Found something odd yesterday when I was looking for the link to the story I wrote last year, “Daphne Alluvia.” It’s an odd title, and although “alluvia” is a real word (geological, having to do with sediment), the combination of words is unique enough that if I search for the exact phrase, everything that comes up is probably related to my story.
Except for this:
Not sure what it is — looks like a blog site, except that it’s all nonsense. The words are real, or at least derived from real words (“nakedish”, “overgloominess” which I kind of like). A cryptic sidebar implies that it might be a computer-generated page, which makes sense. But the weird part, highlighted, is that my story’s title appears as part of all the babble.
(The date on the post was August 2012, three months before my story was published.)
Just a coincidence, obviously, but my kind of coincidence.

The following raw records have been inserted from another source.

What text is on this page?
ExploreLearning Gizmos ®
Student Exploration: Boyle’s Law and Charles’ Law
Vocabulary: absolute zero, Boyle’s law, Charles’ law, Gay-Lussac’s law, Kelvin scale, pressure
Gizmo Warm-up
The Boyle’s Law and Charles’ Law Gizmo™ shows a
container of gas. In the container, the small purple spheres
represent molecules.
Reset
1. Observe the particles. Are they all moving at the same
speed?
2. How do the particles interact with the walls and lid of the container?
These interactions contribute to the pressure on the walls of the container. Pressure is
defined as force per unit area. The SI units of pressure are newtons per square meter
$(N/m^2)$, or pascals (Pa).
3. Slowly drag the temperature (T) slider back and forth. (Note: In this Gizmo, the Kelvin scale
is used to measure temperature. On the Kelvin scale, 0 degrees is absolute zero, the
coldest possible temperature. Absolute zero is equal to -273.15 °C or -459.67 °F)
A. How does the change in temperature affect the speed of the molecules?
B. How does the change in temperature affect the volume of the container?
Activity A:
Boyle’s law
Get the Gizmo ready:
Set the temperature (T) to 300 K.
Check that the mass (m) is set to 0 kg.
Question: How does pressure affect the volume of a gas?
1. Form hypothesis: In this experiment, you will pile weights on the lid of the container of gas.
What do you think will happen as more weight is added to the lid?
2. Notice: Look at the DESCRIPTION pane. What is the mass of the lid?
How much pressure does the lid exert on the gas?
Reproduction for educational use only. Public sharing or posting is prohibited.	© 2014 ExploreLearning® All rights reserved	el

Combines two of my favorite ideas — that names have potency in and of themselves (thinking of Pynchon, and Delaney’s Dhalgren, and LeGuin’s Earthsea books, and even my favorite Vonnegut passage ever, when Unk finds his own scrawled name at the bottom of the journal he’s been reading), and that we’re always looking for signals amid the noise. Lot 49 was really all about the signal/noise question, and so was Crowley’s Aegypt series, although Crowley opted for transcendence instead of despair as his angle of approach. (Actually Oedipa’s despair was kind of transcendent, too.)